Social Mobile Manipulation Challenge

Overview

The 1st Social Mobile Manipulation Challenge—organized based on the insights presented in the InfiniteWorld —focuses on developing embodied AI agents capable of performing long sequences of complex tasks through social interactions.

Competition Description

The challenge includes two interaction modes: human-robot and robot-robot. The goal is to advance the community's capabilities in areas like human intention reasoning, long-term task planning, and effective social interaction between embodied agents.

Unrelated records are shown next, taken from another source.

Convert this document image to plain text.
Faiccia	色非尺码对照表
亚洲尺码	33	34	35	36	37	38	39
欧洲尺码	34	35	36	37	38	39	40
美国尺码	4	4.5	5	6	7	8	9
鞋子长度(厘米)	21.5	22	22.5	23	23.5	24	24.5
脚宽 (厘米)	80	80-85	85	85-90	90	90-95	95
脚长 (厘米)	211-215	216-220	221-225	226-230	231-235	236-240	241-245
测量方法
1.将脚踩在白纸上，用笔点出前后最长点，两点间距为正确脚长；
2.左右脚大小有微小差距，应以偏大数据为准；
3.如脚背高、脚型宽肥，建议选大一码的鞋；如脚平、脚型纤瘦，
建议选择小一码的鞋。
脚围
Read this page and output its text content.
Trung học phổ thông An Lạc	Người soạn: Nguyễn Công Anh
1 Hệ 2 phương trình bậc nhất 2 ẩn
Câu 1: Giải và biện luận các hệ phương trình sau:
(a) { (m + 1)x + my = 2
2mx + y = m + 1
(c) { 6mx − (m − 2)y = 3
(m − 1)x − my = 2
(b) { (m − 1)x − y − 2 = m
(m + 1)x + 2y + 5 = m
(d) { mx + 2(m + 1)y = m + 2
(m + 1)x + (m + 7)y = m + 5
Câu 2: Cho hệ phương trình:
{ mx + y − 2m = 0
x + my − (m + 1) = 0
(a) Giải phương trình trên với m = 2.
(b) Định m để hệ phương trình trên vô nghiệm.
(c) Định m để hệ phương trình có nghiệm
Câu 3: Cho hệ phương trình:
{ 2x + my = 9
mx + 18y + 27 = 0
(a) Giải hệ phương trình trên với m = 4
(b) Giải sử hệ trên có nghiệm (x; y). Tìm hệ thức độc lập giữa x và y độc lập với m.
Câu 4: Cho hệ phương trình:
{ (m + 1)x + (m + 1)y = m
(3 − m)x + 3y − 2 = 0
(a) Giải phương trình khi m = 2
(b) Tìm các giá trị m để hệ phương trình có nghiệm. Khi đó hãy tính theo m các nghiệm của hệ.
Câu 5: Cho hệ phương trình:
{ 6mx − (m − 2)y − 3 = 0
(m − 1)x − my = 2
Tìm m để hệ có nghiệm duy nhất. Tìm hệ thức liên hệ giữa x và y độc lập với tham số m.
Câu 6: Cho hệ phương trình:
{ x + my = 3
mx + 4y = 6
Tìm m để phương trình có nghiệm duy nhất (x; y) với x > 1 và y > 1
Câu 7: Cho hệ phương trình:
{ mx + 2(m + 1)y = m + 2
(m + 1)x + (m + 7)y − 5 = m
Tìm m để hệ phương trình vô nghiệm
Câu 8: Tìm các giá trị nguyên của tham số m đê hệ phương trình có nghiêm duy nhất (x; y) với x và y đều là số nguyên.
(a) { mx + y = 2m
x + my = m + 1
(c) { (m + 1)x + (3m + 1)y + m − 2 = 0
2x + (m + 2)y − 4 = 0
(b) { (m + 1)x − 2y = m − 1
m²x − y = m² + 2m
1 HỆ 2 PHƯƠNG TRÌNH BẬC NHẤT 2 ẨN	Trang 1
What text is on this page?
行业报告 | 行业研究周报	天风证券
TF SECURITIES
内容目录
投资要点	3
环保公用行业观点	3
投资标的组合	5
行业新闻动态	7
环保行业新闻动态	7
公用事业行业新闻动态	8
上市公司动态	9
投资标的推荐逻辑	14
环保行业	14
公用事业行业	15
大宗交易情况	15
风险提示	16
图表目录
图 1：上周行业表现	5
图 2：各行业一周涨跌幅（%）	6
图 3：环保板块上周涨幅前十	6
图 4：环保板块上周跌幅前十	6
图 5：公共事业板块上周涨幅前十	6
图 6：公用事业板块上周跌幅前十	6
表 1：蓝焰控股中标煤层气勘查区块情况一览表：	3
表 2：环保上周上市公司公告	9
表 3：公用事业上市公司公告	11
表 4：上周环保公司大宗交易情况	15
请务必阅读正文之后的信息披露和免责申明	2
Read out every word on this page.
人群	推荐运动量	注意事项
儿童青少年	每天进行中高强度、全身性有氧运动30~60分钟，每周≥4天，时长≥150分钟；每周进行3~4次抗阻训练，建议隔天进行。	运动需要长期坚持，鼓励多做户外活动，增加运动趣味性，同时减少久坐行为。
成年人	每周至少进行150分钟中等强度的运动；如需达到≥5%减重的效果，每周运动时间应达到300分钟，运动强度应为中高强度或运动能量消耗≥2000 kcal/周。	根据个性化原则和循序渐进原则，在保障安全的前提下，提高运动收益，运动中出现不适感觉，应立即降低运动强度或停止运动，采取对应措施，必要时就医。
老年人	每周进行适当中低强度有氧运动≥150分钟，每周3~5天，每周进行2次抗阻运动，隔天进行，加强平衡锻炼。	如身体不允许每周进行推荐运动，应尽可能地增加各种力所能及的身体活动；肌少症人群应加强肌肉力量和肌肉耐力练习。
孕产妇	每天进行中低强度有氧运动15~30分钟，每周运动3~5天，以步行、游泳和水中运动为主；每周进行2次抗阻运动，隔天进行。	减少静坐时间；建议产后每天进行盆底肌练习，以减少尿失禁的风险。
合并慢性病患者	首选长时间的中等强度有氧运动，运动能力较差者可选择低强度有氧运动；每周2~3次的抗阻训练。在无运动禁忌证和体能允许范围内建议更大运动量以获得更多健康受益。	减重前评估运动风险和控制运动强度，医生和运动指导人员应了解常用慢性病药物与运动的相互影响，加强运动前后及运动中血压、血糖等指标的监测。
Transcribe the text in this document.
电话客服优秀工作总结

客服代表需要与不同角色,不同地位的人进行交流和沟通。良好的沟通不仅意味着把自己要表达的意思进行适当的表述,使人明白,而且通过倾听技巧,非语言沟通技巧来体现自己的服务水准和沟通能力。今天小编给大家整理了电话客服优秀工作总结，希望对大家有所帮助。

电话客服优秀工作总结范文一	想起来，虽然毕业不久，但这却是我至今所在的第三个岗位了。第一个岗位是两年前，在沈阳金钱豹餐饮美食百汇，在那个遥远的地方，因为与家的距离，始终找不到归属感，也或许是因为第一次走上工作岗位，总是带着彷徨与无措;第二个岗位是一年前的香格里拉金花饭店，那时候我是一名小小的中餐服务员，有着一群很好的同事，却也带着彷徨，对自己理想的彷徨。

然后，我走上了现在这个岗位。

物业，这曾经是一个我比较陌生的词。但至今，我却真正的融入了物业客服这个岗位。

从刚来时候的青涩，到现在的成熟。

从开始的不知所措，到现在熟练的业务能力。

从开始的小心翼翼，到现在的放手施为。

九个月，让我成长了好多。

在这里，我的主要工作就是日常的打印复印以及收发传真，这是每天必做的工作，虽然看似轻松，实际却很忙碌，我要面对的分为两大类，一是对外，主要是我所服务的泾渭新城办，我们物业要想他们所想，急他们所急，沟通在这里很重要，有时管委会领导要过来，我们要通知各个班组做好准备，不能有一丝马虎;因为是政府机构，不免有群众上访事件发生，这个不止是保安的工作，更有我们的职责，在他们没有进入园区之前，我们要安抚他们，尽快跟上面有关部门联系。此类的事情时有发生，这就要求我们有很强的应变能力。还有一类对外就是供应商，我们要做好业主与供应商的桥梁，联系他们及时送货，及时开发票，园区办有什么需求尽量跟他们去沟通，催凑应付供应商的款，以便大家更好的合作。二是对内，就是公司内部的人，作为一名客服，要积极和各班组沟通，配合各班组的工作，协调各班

Track 1: Vertical Interaction

This track focuses on vision-language navigation. The participating agent receives a partial scene graph as a prompt to perform tasks such as "pick up an object from one place and place it at another." The task descriptions are simple yet ambiguous, challenging the agent's understanding of both the instructions and the scene.

Task and Data Format

Task instruction: e.g., "Please take the wreath from the living room and place it on the kitchen island."
Task decomposition: includes sub-tasks like moving to the target location, grasping, moving, and releasing.
Provided information: scene ID, target details, target-centered scene graph, and the optimal navigation path.

Model Input and Output

Model Input: Task instruction, RGB-D observations from three viewpoints (-90°, 0°, +90°), and the current pose.
Model Output: Atomic actions with corresponding numerical values, including “MoveForward”, “TurnLeft”, “TurnRight”, and “Stop”.

Actions and Parameters

Action	Description	Action Value (Range)
MoveForward	Move forward by a specified distance	0 m ~ 1.50 m
TurnLeft	Rotate left by a specified angle	0° ~ 90°
TurnRight	Rotate right by a specified angle	0° ~ 90°
Stop	Stop current navigation target	0

Evaluation Metrics

SR (Success Rate): Task completion rate
SPL (Success weighted by Path Length): Task completion efficiency
CR (Collision Rate): Collision rate
Avg Steps (Average Steps): Average number of steps

Challenges

Complex tasks: The agent must locate multiple targets simultaneously.
Ambiguous instructions: Simple task descriptions require strong comprehension.
The design of high-level prompts is crucial for task success.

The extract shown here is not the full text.